Denise is like Patrick’s adoptive daughter. He’s suddenly found out that his son-in-law to be is having an affair with someone else. He’s up in arms. He’s upset and bitter about it.
Is it the stress of the situation with Ian that triggers Patrick’s stroke?
What I found when doing my research is that there is no one thing you can pin-point and say, “that is responsible”. It could be his lifestyle, what he’s eating, what he’s drinking. All sorts of factors. But stress does play an important part in illnesses and it can be a trigger.
When Patrick had his mini stroke last week, did he not start to think about the state of his health?
For Patrick, strokes are things that happen to other people. He collapsed, he recovered, so there’s no need to go to the doctor. The message the series is putting out is, ‘Whenever you get the slightest warning sign that something isn’t right, you really should have a check-up’.
Tell us about the confrontation with Ian and the collapse that comes afterwards…
Patrick’s angry that Ian has done the dirty on Denise and says to him, “Tell Denise. If you don’t, I will.” But just when Patrick’s at the point of telling Denise what he’s discovered, he sees Ian driving away with Denise. It’s then that he gets upset and collapses in the Square.
We see that Patrick has lost his speech – is this something he will regain?
Well, he loses the use of his left arm, his left leg and his speech. As far as I know, he regains his speech quicker than the use of his left arm. But it’s a slow process. The producers want to take Patrick through the pain, the suffering, the fight to regain his speech and normality.
Is he desperate to tell Denise about Ian?
Oh yes. He’s got that secret in him but he can’t tell it.
How did you feel when the producers approached you about this storyline?

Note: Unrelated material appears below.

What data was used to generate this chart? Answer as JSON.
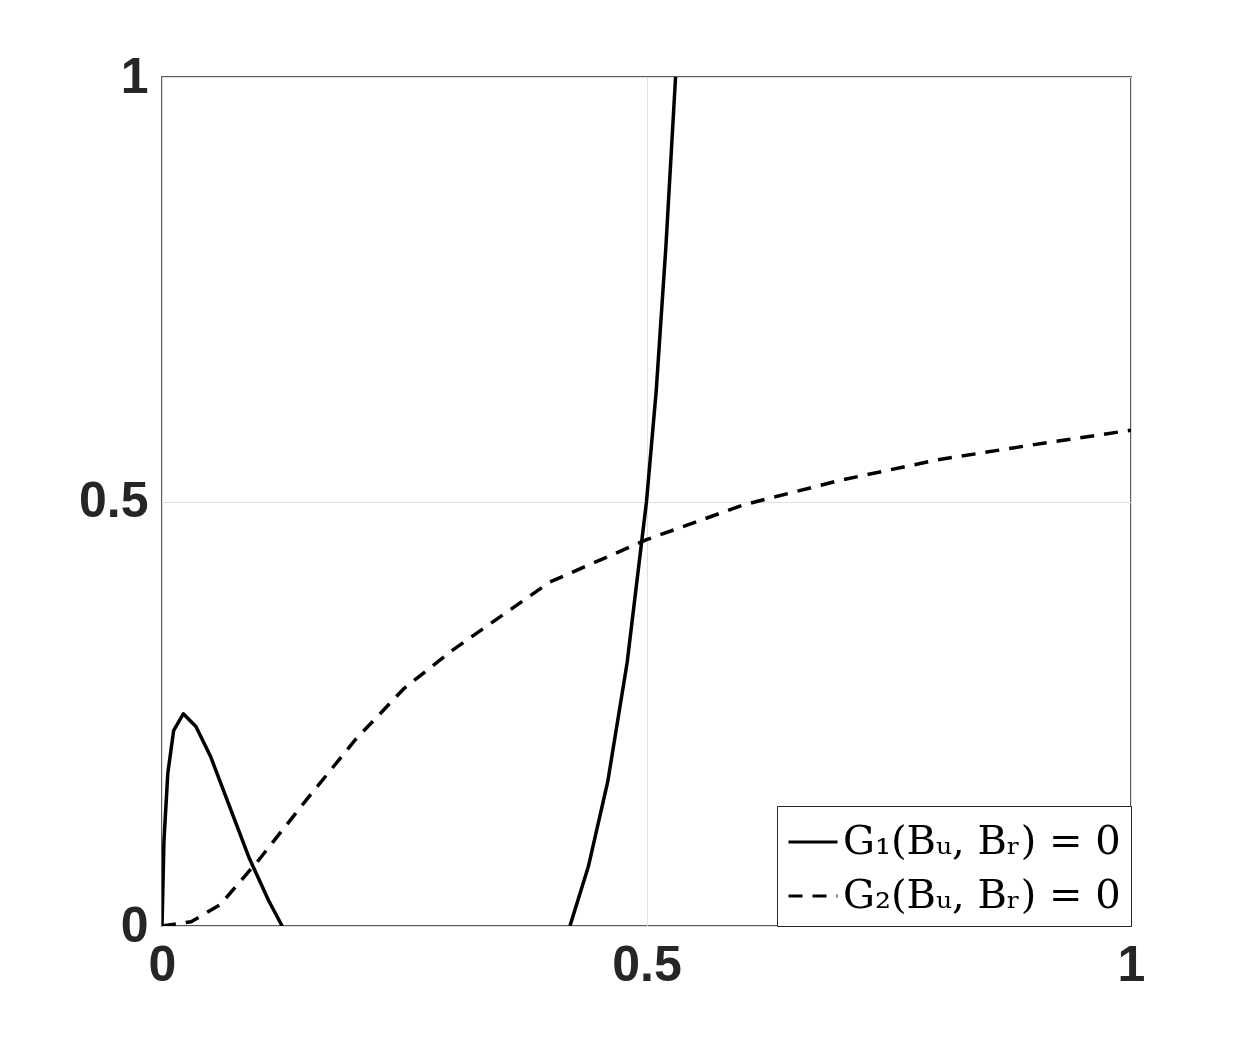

I thought, ‘what an honour!’. It’s refreshing to see EastEnders take the bull by the horns and use its older actors and it’s a hell of a responsibility for me. I did some research and I visited a hospital to speak to patients. So I sincerely hope that what comes through is something that’s honest and true.
Are you someone who looks after their own health?

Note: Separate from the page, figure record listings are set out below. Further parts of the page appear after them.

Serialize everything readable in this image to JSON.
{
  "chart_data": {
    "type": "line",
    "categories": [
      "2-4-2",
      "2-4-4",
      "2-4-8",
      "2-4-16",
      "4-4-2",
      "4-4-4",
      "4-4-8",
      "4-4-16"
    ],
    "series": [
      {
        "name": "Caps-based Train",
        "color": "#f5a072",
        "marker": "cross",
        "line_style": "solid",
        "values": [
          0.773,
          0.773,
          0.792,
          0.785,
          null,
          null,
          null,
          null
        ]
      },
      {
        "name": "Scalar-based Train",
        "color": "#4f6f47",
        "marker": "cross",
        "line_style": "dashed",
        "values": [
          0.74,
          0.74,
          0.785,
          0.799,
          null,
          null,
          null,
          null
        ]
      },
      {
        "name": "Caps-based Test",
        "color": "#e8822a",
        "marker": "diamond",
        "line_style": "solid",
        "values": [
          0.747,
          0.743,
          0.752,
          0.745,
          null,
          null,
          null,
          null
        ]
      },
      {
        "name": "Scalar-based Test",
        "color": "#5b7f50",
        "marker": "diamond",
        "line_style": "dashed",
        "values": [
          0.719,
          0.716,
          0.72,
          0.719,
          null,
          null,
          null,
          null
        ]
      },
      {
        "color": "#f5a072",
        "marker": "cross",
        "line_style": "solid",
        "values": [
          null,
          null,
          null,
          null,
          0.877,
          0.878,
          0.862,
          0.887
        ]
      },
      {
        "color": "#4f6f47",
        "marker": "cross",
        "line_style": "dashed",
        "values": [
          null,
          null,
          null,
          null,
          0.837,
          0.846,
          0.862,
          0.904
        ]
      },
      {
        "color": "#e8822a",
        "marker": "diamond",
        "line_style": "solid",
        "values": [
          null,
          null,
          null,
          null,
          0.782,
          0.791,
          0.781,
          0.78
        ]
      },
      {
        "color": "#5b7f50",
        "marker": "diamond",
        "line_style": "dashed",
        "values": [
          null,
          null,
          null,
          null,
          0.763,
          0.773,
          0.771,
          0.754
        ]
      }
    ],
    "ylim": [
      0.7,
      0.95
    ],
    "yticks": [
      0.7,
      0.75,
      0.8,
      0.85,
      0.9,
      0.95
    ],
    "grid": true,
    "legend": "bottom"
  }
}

I’ve always tried to look after myself. I play a lot of tennis and some cricket when it’s warm. I try to swim occasionally too. I’ve become the laughing stock of the pool because I have a snorkel!
Do your grandchildren keep you on your toes?
I have a seven-year-old and a nine-year-old and they both keep me grounded. They’re fantastic and beautiful and too bright for their own good!
Would you like Nicholas Bailey to return as your screen son Anthony Trueman?
I’d always like my screen family to be back with me. We had a fantastic time together. Any of the actors and ex-wives I’ve worked with. I do keep in touch with them.
How difficult was it to portray the aftermath of Patrick’s stroke?
I found it very challenging, particularly the level of concentration that was required. You sit there and you have to be aware your left side is weak. His face is disfigured for 24 hours. His eyes droop. Part of it was make-up and part of it was what I did as an actor, which was incredibly challenging. But that’s what we do and that’s what I found exciting about doing this storyline.
Do any of the younger actors ever ask you for advice?
My approach has always been that any actor can ask me for advice and vice versa. I don’t feel that I’m above any of the other actors. Sometimes, if I’m doing a scene with one of the younger actors, I’ll ask, “What do you think about this?” That’s not uncommon.
And does your enthusiasm for EastEnders remain undimmed, even after all these years?
Oh yes. I have this childlike approach to it. I still look forward to coming to the studio. I revel in it. I don’t drink, I don’t smoke and I don’t know what taking drugs is like – but my drug is being involved with this show as an actor. That gives me a tremendous kick. I love it!